In our current study, we identified CD133 expression in peritumoral regenerative tubules from all renal tumor cases, but we are uncertain for the association between the CD133 staining in regenerative tubules and the renal tumors. Clear cell papillary RCC is a low grade RCC that is commonly found in patients with end-stage renal disease [17, 24]. Clear cell papillary RCC demonstrated strong, diffuse membranous CD133 expression in all 11 cases. CD133 expression varied from 14% to 50% of cells in the other tumor types. From this study, it appears that cancer cells, with stem-cell-like properties, may be present in renal tumors although their prevalence varies remarkably. Clear cell papillary RCC appears diffusely positive for two stem/progenitor cell markers (CD133 and OCT3/4). Additional studies are warranted to determine the possible link between EMT in injured kidneys, the expression of progenitor-like cells, and the initiation of tumorigenesis.

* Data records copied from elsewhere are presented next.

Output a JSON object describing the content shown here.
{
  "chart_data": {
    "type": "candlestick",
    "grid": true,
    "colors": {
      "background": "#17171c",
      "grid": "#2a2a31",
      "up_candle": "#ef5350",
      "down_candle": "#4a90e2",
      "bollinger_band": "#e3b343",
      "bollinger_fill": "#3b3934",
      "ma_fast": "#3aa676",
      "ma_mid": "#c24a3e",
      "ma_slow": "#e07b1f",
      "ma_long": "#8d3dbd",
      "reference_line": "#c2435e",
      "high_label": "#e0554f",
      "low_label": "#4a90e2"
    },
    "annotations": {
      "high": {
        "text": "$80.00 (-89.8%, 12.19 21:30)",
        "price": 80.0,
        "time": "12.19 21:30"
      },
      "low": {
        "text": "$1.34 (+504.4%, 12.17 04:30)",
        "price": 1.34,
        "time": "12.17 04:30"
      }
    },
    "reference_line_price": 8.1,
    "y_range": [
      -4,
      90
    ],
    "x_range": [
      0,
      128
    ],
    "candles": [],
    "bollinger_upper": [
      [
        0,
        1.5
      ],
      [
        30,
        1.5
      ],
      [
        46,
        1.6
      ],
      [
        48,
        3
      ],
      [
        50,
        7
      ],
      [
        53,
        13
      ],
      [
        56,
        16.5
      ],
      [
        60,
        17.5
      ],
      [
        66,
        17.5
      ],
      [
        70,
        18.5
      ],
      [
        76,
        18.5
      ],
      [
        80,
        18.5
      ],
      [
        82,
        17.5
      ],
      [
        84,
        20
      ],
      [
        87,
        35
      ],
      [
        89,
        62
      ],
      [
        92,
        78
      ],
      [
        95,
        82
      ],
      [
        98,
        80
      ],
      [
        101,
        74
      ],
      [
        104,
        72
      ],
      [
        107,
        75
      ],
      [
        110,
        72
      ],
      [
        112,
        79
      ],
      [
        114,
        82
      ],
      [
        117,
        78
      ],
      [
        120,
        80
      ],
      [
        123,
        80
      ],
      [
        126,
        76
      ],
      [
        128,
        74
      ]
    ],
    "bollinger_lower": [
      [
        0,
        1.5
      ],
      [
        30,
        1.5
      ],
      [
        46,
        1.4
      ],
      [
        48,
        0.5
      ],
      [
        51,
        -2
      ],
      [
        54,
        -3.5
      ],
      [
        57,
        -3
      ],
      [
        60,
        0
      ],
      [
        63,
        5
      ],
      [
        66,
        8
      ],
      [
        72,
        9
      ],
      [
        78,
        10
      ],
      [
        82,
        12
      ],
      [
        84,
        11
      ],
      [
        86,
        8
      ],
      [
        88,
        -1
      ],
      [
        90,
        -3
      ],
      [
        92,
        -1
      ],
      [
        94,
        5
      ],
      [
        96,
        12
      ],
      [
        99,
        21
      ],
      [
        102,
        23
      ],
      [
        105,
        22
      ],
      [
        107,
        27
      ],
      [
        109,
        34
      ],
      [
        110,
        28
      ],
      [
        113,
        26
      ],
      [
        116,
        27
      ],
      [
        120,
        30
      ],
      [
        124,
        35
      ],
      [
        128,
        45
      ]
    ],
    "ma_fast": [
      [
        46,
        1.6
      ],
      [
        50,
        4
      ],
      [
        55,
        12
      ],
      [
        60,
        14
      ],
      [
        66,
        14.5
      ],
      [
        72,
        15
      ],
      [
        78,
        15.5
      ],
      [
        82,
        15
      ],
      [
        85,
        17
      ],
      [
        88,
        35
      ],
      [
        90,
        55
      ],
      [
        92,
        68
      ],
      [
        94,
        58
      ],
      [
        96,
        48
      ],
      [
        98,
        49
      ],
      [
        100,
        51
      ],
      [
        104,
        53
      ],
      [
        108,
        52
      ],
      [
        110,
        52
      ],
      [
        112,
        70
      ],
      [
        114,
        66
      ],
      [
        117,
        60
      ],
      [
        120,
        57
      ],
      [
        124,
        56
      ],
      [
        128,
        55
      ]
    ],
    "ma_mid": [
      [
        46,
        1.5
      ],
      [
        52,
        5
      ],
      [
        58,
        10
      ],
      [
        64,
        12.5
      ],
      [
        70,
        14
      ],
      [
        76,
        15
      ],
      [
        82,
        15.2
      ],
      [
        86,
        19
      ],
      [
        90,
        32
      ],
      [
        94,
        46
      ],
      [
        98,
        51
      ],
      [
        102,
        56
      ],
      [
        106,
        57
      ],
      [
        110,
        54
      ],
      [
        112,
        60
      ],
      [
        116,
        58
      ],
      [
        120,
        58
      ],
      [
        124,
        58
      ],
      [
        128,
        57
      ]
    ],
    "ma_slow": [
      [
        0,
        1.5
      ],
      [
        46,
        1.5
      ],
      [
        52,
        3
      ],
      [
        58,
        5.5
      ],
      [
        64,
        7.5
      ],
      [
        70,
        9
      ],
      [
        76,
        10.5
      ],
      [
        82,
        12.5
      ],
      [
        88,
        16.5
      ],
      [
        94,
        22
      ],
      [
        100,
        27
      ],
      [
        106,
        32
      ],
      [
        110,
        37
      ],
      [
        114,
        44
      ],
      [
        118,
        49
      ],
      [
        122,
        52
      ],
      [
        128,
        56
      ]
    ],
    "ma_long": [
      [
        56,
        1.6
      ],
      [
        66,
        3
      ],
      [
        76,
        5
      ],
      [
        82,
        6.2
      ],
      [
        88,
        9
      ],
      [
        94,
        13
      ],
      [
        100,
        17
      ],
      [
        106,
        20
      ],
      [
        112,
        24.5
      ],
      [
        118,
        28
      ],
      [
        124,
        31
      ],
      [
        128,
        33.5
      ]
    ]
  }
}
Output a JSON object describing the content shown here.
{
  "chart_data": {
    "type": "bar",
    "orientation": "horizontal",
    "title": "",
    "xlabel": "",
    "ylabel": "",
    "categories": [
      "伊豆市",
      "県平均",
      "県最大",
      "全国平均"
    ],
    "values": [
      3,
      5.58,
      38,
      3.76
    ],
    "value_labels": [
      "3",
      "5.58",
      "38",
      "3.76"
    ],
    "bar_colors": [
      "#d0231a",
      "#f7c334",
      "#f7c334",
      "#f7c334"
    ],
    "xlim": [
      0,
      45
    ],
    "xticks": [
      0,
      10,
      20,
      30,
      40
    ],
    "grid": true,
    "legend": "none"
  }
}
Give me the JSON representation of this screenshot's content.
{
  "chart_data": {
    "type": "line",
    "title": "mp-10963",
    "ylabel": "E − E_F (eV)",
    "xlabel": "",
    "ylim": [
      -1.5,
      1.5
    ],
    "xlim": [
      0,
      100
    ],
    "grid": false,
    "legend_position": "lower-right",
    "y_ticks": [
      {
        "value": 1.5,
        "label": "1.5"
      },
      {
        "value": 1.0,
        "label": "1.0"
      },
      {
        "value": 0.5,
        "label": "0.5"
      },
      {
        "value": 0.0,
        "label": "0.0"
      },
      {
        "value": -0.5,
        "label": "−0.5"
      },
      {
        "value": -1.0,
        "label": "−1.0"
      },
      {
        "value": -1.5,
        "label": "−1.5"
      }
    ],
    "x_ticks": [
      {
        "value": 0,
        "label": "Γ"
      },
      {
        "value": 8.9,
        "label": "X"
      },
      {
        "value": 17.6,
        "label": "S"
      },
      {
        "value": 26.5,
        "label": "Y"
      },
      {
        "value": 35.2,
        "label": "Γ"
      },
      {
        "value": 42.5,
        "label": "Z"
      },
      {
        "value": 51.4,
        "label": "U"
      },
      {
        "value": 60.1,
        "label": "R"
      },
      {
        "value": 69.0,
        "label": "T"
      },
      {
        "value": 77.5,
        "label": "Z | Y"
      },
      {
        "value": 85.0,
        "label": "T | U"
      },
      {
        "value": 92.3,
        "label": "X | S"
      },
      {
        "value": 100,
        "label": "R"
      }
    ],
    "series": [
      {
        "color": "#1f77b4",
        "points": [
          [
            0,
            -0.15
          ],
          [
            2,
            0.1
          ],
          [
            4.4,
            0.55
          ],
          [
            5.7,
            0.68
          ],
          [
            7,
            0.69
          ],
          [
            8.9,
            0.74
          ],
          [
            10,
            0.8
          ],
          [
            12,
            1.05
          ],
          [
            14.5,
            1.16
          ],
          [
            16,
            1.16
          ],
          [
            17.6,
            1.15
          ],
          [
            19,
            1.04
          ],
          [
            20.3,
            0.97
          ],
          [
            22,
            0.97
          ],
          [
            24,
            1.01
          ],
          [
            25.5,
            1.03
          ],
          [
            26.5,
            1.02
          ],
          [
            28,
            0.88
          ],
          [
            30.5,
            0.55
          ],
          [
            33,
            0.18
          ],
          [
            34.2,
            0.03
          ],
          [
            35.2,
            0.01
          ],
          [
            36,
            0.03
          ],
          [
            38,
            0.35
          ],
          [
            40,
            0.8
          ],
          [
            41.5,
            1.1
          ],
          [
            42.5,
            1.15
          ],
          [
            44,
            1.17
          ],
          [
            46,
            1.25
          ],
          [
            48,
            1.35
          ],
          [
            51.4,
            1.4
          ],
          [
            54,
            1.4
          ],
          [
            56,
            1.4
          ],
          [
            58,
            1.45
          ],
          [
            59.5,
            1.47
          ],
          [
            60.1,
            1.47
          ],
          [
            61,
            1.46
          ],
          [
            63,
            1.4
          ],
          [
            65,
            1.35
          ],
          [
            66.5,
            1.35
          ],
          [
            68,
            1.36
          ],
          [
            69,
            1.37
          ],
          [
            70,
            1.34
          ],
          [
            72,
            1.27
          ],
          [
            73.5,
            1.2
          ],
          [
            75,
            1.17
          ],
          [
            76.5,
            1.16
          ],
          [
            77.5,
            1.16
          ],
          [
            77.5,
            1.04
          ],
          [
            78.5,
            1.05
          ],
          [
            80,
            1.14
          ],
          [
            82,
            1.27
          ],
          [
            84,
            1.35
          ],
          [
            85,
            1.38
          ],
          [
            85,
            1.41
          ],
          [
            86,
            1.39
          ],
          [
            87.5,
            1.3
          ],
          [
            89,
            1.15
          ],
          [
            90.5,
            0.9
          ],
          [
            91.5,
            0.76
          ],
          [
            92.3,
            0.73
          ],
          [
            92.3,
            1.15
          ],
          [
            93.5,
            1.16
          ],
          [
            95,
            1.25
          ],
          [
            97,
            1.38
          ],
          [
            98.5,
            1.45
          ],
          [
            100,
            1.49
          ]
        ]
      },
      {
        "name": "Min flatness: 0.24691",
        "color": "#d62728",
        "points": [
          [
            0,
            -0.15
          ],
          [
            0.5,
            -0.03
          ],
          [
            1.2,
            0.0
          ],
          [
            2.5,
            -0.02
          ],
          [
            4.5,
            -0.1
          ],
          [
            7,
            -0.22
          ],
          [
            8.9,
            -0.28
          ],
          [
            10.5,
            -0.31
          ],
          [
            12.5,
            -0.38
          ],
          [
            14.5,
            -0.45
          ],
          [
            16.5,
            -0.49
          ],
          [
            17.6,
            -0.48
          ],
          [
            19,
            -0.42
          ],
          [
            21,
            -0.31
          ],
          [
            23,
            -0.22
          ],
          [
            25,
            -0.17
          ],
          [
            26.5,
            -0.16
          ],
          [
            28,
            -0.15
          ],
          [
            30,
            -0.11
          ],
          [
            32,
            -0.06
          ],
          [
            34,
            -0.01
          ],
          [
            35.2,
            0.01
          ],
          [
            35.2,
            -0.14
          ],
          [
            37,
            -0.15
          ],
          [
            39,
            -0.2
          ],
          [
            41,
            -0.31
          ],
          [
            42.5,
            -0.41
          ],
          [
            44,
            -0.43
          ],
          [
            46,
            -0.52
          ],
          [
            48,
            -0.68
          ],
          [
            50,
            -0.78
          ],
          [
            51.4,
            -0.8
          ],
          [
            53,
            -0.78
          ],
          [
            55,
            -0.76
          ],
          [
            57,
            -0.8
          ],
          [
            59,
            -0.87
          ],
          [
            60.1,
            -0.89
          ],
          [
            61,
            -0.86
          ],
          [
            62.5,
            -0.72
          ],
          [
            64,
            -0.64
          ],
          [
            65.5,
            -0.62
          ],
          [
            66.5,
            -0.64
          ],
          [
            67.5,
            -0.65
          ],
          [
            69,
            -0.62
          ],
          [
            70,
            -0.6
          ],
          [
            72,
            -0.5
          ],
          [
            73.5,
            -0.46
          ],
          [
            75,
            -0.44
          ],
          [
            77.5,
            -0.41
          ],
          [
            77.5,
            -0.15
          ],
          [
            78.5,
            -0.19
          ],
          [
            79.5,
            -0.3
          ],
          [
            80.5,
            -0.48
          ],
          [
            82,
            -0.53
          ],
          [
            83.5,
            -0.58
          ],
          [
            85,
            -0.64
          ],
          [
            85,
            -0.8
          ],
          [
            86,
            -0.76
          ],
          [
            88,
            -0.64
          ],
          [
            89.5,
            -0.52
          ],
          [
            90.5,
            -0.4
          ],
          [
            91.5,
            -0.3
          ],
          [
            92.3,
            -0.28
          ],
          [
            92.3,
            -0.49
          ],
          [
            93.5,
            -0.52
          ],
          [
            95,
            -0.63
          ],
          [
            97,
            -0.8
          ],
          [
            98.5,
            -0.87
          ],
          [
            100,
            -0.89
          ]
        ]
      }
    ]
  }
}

In conclusion, glomerular and tubular epithelial cells showed upregulation of CD133 with various degrees of kidney injury. In other words, a subpopulation of glomerular and tubular epithelial cells retains properties of progenitor cells; this subpopulation markedly expands in response to renal injury. This supports the concept that the surviving glomerular and tubular epithelium are the reservoir that reconstitutes the damaged parenchyma. Finally, the extensive presence of CD133 expression in clear cell papillary RCC helps differentiate this renal tumor from other renal tumors.
Conflict of Interests
The authors declare that they have no financial or nonfinancial conflict of interests to disclose.
The authors are thankful to Sharon K. Hicks for her excellent technical support during this project, including the tissue processing and the performance of immunohistochemical stains.